The beauty of living and functioning as a chef in the heart of the Karoo, is of course the unbeatable freshness of locally available produce. From the best olive oil I have ever used, to raw, full fat dairy and cheese. With local organic wine on my doorstep and fresh Venison on my chopping board, I am truly happy. I source my Kudu and Springbok meat locally from farmers in the surrounding area, keeping ethical killing of game in mind at all times, just like I would when buying fish for instance. Is it sustainable? Is it endangered? I know the farmer and I know where my meat comes from. It’s hormone free, lean and healthy!
One of our favourite recipes at the school is smoked Kudu sliced thin and served with horseradish cream, pickled cucumber and fresh radish relish. I always use standard wood chips to smoke my Kudu fillets but I add a little local flavour like ‘Karoo bossie’ to my smoking material just to give it that special flavour.
How to cure the Kudu fillet: First cure your Kudu fillets. Rub a healthy amount of sea salt, black pepper, brown sugar and ground coriander on the meat. Using a food brush, ‘paint’ the meat with a mixture of 1 part Worcester sauce to 2 parts Soy sauce and add a little squeeze of honey just to balance out the saltiness of the soy sauce
You can use a standard baking tray but if you have something with a bit of depth, it would be better as some space between the meat and the smoking material is needed for proper smoking. Always line your container with foil first to disperse of the heat evenly and be sure to have a lid for your smoker.

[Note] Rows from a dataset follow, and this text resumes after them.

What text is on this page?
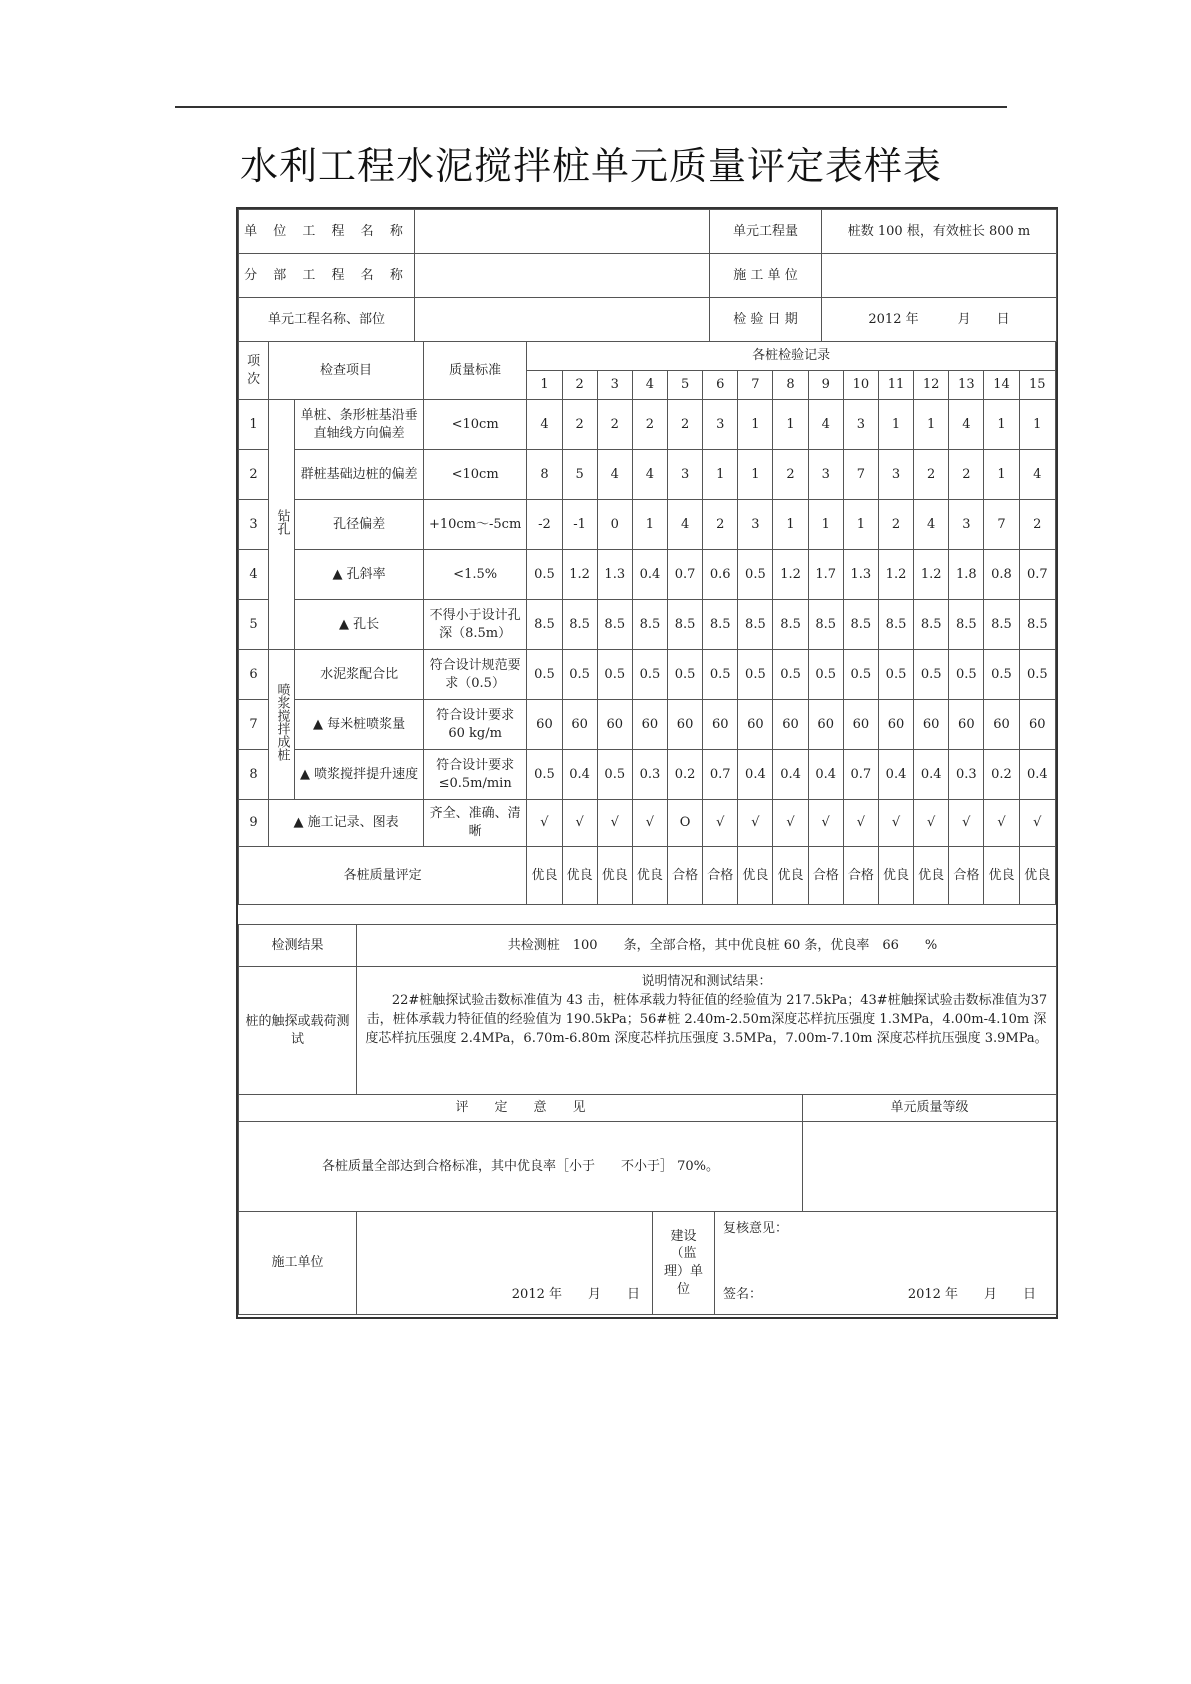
水利工程水泥搅拌桩单元质量评定表样表
单 位 工 程 名 称		单元工程量	桩数 100 根，有效桩长 800 m
分 部 工 程 名 称		施 工 单 位	
单元工程名称、部位		检 验 日 期	2012 年　　　月　　日
项次	检查项目		质量标准	各桩检验记录														
				1	2	3	4	5	6	7	8	9	10	11	12	13	14	15
1	钻孔	单桩、条形桩基沿垂直轴线方向偏差	<10cm	4	2	2	2	2	3	1	1	4	3	1	1	4	1	1
2		群桩基础边桩的偏差	<10cm	8	5	4	4	3	1	1	2	3	7	3	2	2	1	4
3		孔径偏差	+10cm～-5cm	-2	-1	0	1	4	2	3	1	1	1	2	4	3	7	2
4		▲ 孔斜率	<1.5%	0.5	1.2	1.3	0.4	0.7	0.6	0.5	1.2	1.7	1.3	1.2	1.2	1.8	0.8	0.7
5		▲ 孔长	不得小于设计孔深（8.5m）	8.5	8.5	8.5	8.5	8.5	8.5	8.5	8.5	8.5	8.5	8.5	8.5	8.5	8.5	8.5
6	喷浆搅拌成桩	水泥浆配合比	符合设计规范要求（0.5）	0.5	0.5	0.5	0.5	0.5	0.5	0.5	0.5	0.5	0.5	0.5	0.5	0.5	0.5	0.5
7		▲ 每米桩喷浆量	符合设计要求 60 kg/m	60	60	60	60	60	60	60	60	60	60	60	60	60	60	60
8		▲ 喷浆搅拌提升速度	符合设计要求 ≤0.5m/min	0.5	0.4	0.5	0.3	0.2	0.7	0.4	0.4	0.4	0.7	0.4	0.4	0.3	0.2	0.4
9	▲ 施工记录、图表		齐全、准确、清晰	√	√	√	√	O	√	√	√	√	√	√	√	√	√	√
各桩质量评定				优良	优良	优良	优良	合格	合格	优良	优良	合格	合格	优良	优良	合格	优良	优良
检测结果	共检测桩　100　　条，全部合格，其中优良桩 60 条，优良率　66　　%			
桩的触探或载荷测试	说明情况和测试结果：
22#桩触探试验击数标准值为 43 击，桩体承载力特征值的经验值为 217.5kPa；43#桩触探试验击数标准值为37 击，桩体承载力特征值的经验值为 190.5kPa；56#桩 2.40m-2.50m深度芯样抗压强度 1.3MPa，4.00m-4.10m 深度芯样抗压强度 2.4MPa，6.70m-6.80m 深度芯样抗压强度 3.5MPa，7.00m-7.10m 深度芯样抗压强度 3.9MPa。			

评　　定　　意　　见				单元质量等级
各桩质量全部达到合格标准，其中优良率［小于　　不小于］ 70%。				
施工单位	2012 年　　月　　日	建设（监理）单位	复核意见：
签名： 2012 年　　月　　日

Place your smoking material on the foil on the spots where the heat will be concentrated. I prefer gas burners as I have more control over the heat. Start off with a low flame just to get the smoking process started and regulate the heat as needed. Use an oven rack to rest on the smoker above the smoking material for you to place the cured meat on that needs to be smoked. When you see wisps of smoke rising, place the lid on the smoker and smoke for 10-15 minutes. Don’t over smoke as you will lose the natural flavour of the Kudu. Follow recipe below for final prep.
- Kudu or any venison you can find. Ostrich will do nicely too
- For the cure : Good quality sea salt, freshly ground black pepper, freshly ground coriander brown sugar, Worcester sauce, soy sauce and honey.

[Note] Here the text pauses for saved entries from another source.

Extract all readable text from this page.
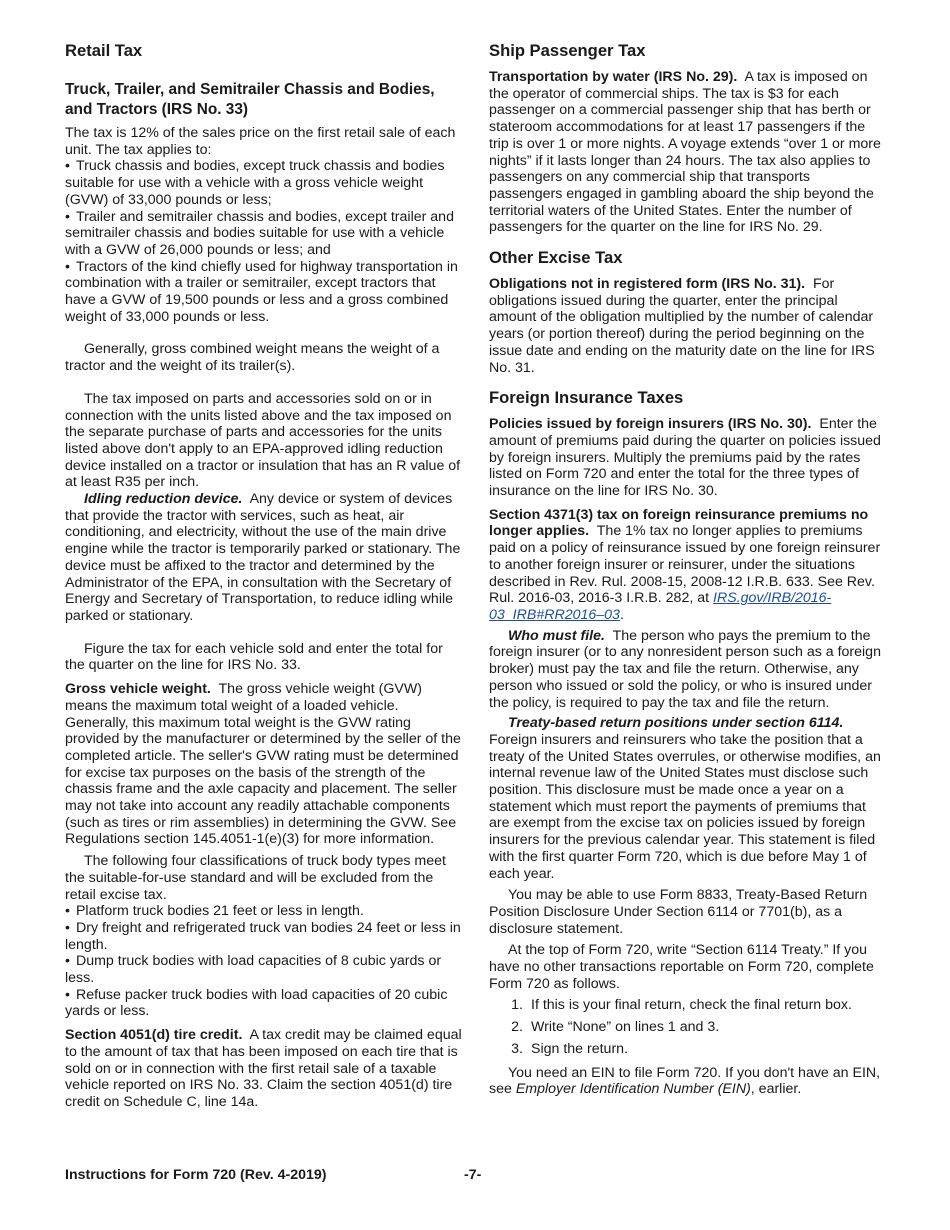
Retail Tax
Truck, Trailer, and Semitrailer Chassis and Bodies, and Tractors (IRS No. 33)

The tax is 12% of the sales price on the first retail sale of each unit. The tax applies to:

• Truck chassis and bodies, except truck chassis and bodies suitable for use with a vehicle with a gross vehicle weight (GVW) of 33,000 pounds or less;

• Trailer and semitrailer chassis and bodies, except trailer and semitrailer chassis and bodies suitable for use with a vehicle with a GVW of 26,000 pounds or less; and

• Tractors of the kind chiefly used for highway transportation in combination with a trailer or semitrailer, except tractors that have a GVW of 19,500 pounds or less and a gross combined weight of 33,000 pounds or less.

Generally, gross combined weight means the weight of a tractor and the weight of its trailer(s).

The tax imposed on parts and accessories sold on or in connection with the units listed above and the tax imposed on the separate purchase of parts and accessories for the units listed above don't apply to an EPA-approved idling reduction device installed on a tractor or insulation that has an R value of at least R35 per inch.

Idling reduction device. Any device or system of devices that provide the tractor with services, such as heat, air conditioning, and electricity, without the use of the main drive engine while the tractor is temporarily parked or stationary. The device must be affixed to the tractor and determined by the Administrator of the EPA, in consultation with the Secretary of Energy and Secretary of Transportation, to reduce idling while parked or stationary.

Figure the tax for each vehicle sold and enter the total for the quarter on the line for IRS No. 33.

Gross vehicle weight. The gross vehicle weight (GVW) means the maximum total weight of a loaded vehicle. Generally, this maximum total weight is the GVW rating provided by the manufacturer or determined by the seller of the completed article. The seller's GVW rating must be determined for excise tax purposes on the basis of the strength of the chassis frame and the axle capacity and placement. The seller may not take into account any readily attachable components (such as tires or rim assemblies) in determining the GVW. See Regulations section 145.4051-1(e)(3) for more information.

The following four classifications of truck body types meet the suitable-for-use standard and will be excluded from the retail excise tax.

• Platform truck bodies 21 feet or less in length.

• Dry freight and refrigerated truck van bodies 24 feet or less in length.

• Dump truck bodies with load capacities of 8 cubic yards or less.

• Refuse packer truck bodies with load capacities of 20 cubic yards or less.

Section 4051(d) tire credit. A tax credit may be claimed equal to the amount of tax that has been imposed on each tire that is sold on or in connection with the first retail sale of a taxable vehicle reported on IRS No. 33. Claim the section 4051(d) tire credit on Schedule C, line 14a.

Ship Passenger Tax

Transportation by water (IRS No. 29). A tax is imposed on the operator of commercial ships. The tax is $3 for each passenger on a commercial passenger ship that has berth or stateroom accommodations for at least 17 passengers if the trip is over 1 or more nights. A voyage extends “over 1 or more nights” if it lasts longer than 24 hours. The tax also applies to passengers on any commercial ship that transports passengers engaged in gambling aboard the ship beyond the territorial waters of the United States. Enter the number of passengers for the quarter on the line for IRS No. 29.

Other Excise Tax

Obligations not in registered form (IRS No. 31). For obligations issued during the quarter, enter the principal amount of the obligation multiplied by the number of calendar years (or portion thereof) during the period beginning on the issue date and ending on the maturity date on the line for IRS No. 31.

Foreign Insurance Taxes

Policies issued by foreign insurers (IRS No. 30). Enter the amount of premiums paid during the quarter on policies issued by foreign insurers. Multiply the premiums paid by the rates listed on Form 720 and enter the total for the three types of insurance on the line for IRS No. 30.

Section 4371(3) tax on foreign reinsurance premiums no longer applies. The 1% tax no longer applies to premiums paid on a policy of reinsurance issued by one foreign reinsurer to another foreign insurer or reinsurer, under the situations described in Rev. Rul. 2008-15, 2008-12 I.R.B. 633. See Rev. Rul. 2016-03, 2016-3 I.R.B. 282, at IRS.gov/IRB/2016-03_IRB#RR2016–03.

Who must file. The person who pays the premium to the foreign insurer (or to any nonresident person such as a foreign broker) must pay the tax and file the return. Otherwise, any person who issued or sold the policy, or who is insured under the policy, is required to pay the tax and file the return.

Treaty-based return positions under section 6114. Foreign insurers and reinsurers who take the position that a treaty of the United States overrules, or otherwise modifies, an internal revenue law of the United States must disclose such position. This disclosure must be made once a year on a statement which must report the payments of premiums that are exempt from the excise tax on policies issued by foreign insurers for the previous calendar year. This statement is filed with the first quarter Form 720, which is due before May 1 of each year.

You may be able to use Form 8833, Treaty-Based Return Position Disclosure Under Section 6114 or 7701(b), as a disclosure statement.

At the top of Form 720, write “Section 6114 Treaty.” If you have no other transactions reportable on Form 720, complete Form 720 as follows.

1. If this is your final return, check the final return box.

2. Write “None” on lines 1 and 3.

3. Sign the return.

You need an EIN to file Form 720. If you don't have an EIN, see Employer Identification Number (EIN), earlier.

Instructions for Form 720 (Rev. 4-2019)	-7-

When the smoking is done, sear the meat off in a smoking hot pan for 15 seconds on each side and rest the meat on a plate for an hour. Roll the meat in cling film and refrigerate for 4 – 6 hours before using. Slice the meat as thin as you can and serve with horseradish cream, pickled cucumber and fresh radish. Fresh rocket and a rosemary infused balsamic reduction finishes off this dish nicely.
For the pickled cucumber, remove the seedy middle part of the cucumber and cut into slices. Submerge in a mixture of equal parts Fish sauce, white wine vinegar and brown sugar. Allow to pickle for at least two hours. Chef Jaco Fourie.